4. Scoop the curds out of the whey and add them to the peas. The curd ought to be moist. If you are using pressed curd, you will want to add whey. Break the curd up while stirring. The curd will become yellow from the turmeric.
5. Add deep-fried cauliflower, and salt.

1. Make dough. 1 C. (1/2 pound) butter, 7 C. flour. A little salt. Add water so that the dough is dry enough that it doesn’t stick to the rolling pin or the table, but moist enough that when rolled out, the edges are smooth and unbroken.
2. Fill as usual. You might want someone to show you how to roll a samosa. One way is to roll a perfect circle, put the filling in the middle (make sure when you fold the dough over the filling that no filling gets stuck on the edge because you need to create a perfect seal). Seal the samosa. When the dough is perfect, you won’t need any water. If the dough doesn’t easily stick together, dip your finger in water and run it along the edge to seal (one side only).

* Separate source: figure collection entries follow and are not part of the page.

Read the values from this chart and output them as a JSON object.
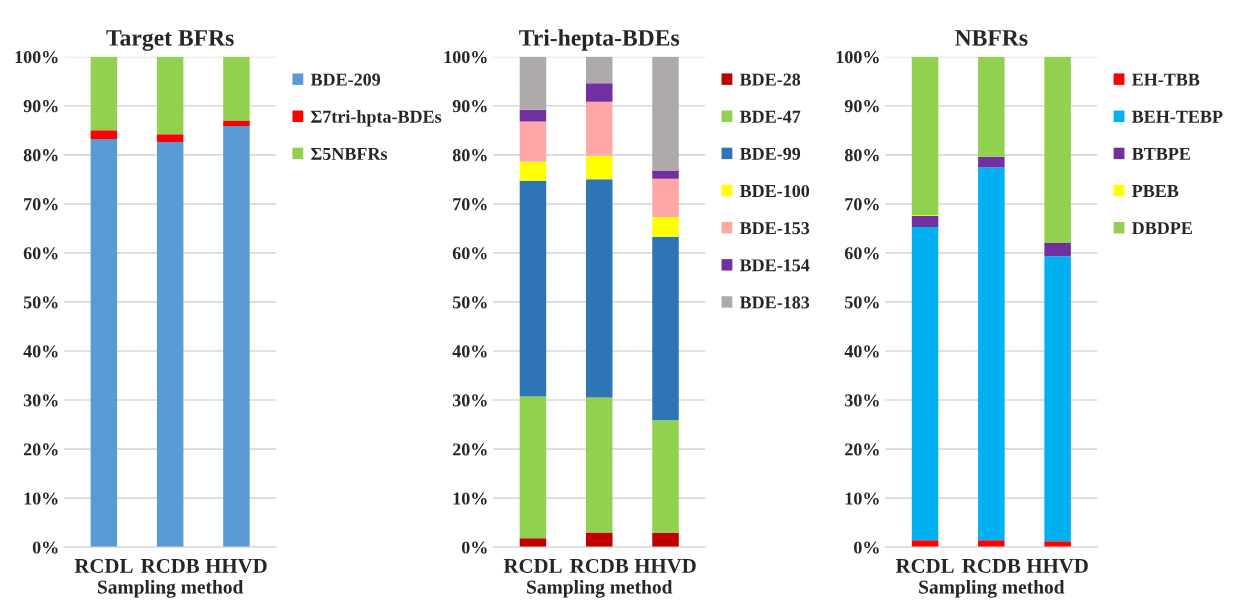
{
  "chart_data": [
    {
      "type": "bar",
      "title": "Target BFRs",
      "xlabel": "Sampling method",
      "categories": [
        "RCDL",
        "RCDB",
        "HHVD"
      ],
      "stacked": true,
      "ylim": [
        0,
        100
      ],
      "yticks": [
        {
          "value": 0,
          "label": "0%"
        },
        {
          "value": 10,
          "label": "10%"
        },
        {
          "value": 20,
          "label": "20%"
        },
        {
          "value": 30,
          "label": "30%"
        },
        {
          "value": 40,
          "label": "40%"
        },
        {
          "value": 50,
          "label": "50%"
        },
        {
          "value": 60,
          "label": "60%"
        },
        {
          "value": 70,
          "label": "70%"
        },
        {
          "value": 80,
          "label": "80%"
        },
        {
          "value": 90,
          "label": "90%"
        },
        {
          "value": 100,
          "label": "100%"
        }
      ],
      "grid": "y",
      "legend": "right",
      "series": [
        {
          "name": "BDE-209",
          "color": "#5b9bd5",
          "values": [
            83.2,
            82.6,
            85.9
          ]
        },
        {
          "name": "Σ7tri-hpta-BDEs",
          "color": "#ff0000",
          "values": [
            1.8,
            1.6,
            1.1
          ]
        },
        {
          "name": "Σ5NBFRs",
          "color": "#92d050",
          "values": [
            15.0,
            15.8,
            13.0
          ]
        }
      ]
    },
    {
      "type": "bar",
      "title": "Tri-hepta-BDEs",
      "xlabel": "Sampling method",
      "categories": [
        "RCDL",
        "RCDB",
        "HHVD"
      ],
      "stacked": true,
      "ylim": [
        0,
        100
      ],
      "yticks": [
        {
          "value": 0,
          "label": "0%"
        },
        {
          "value": 10,
          "label": "10%"
        },
        {
          "value": 20,
          "label": "20%"
        },
        {
          "value": 30,
          "label": "30%"
        },
        {
          "value": 40,
          "label": "40%"
        },
        {
          "value": 50,
          "label": "50%"
        },
        {
          "value": 60,
          "label": "60%"
        },
        {
          "value": 70,
          "label": "70%"
        },
        {
          "value": 80,
          "label": "80%"
        },
        {
          "value": 90,
          "label": "90%"
        },
        {
          "value": 100,
          "label": "100%"
        }
      ],
      "grid": "y",
      "legend": "right",
      "series": [
        {
          "name": "BDE-28",
          "color": "#c00000",
          "values": [
            1.8,
            3.0,
            2.9
          ]
        },
        {
          "name": "BDE-47",
          "color": "#92d050",
          "values": [
            28.9,
            27.5,
            23.0
          ]
        },
        {
          "name": "BDE-99",
          "color": "#2e75b6",
          "values": [
            44.0,
            44.5,
            37.4
          ]
        },
        {
          "name": "BDE-100",
          "color": "#ffff00",
          "values": [
            3.9,
            4.8,
            4.0
          ]
        },
        {
          "name": "BDE-153",
          "color": "#ffa7a7",
          "values": [
            8.2,
            11.0,
            7.8
          ]
        },
        {
          "name": "BDE-154",
          "color": "#7030a0",
          "values": [
            2.4,
            3.8,
            1.7
          ]
        },
        {
          "name": "BDE-183",
          "color": "#aeaaaa",
          "values": [
            10.8,
            5.4,
            23.2
          ]
        }
      ]
    },
    {
      "type": "bar",
      "title": "NBFRs",
      "xlabel": "Sampling method",
      "categories": [
        "RCDL",
        "RCDB",
        "HHVD"
      ],
      "stacked": true,
      "ylim": [
        0,
        100
      ],
      "yticks": [
        {
          "value": 0,
          "label": "0%"
        },
        {
          "value": 10,
          "label": "10%"
        },
        {
          "value": 20,
          "label": "20%"
        },
        {
          "value": 30,
          "label": "30%"
        },
        {
          "value": 40,
          "label": "40%"
        },
        {
          "value": 50,
          "label": "50%"
        },
        {
          "value": 60,
          "label": "60%"
        },
        {
          "value": 70,
          "label": "70%"
        },
        {
          "value": 80,
          "label": "80%"
        },
        {
          "value": 90,
          "label": "90%"
        },
        {
          "value": 100,
          "label": "100%"
        }
      ],
      "grid": "y",
      "legend": "right",
      "series": [
        {
          "name": "EH-TBB",
          "color": "#ff0000",
          "values": [
            1.4,
            1.4,
            1.2
          ]
        },
        {
          "name": "BEH-TEBP",
          "color": "#00b0f0",
          "values": [
            63.9,
            76.0,
            58.1
          ]
        },
        {
          "name": "BTBPE",
          "color": "#7030a0",
          "values": [
            2.2,
            2.2,
            2.7
          ]
        },
        {
          "name": "PBEB",
          "color": "#ffff00",
          "values": [
            0.2,
            0.0,
            0.0
          ]
        },
        {
          "name": "DBDPE",
          "color": "#92d050",
          "values": [
            32.3,
            20.4,
            38.0
          ]
        }
      ]
    }
  ]
}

Tips: When making creases, press firmly so that the creases are distinct. Don’t overfill.
3. Deep-fry. Some say fast, some say slowly. I find the slow-cooked ones stay crisper longer.


Put oil or ghee in the pan. Add mustard seeds if you like. Let them pop. Add chiles and ginger (if desired) to cool off the oil. Let the chiles and ginger cook for a minute or two, add hing. If you don’t desire chilies and ginger, add vegetables then hing, curry powder, and paprika.

Add salt.

This will give a base flavor that you can accentuate with different flavors (fennel seeds, cumin seeds, bay leaves, lemon juice, green mango powder (amchur), or whatever suits you).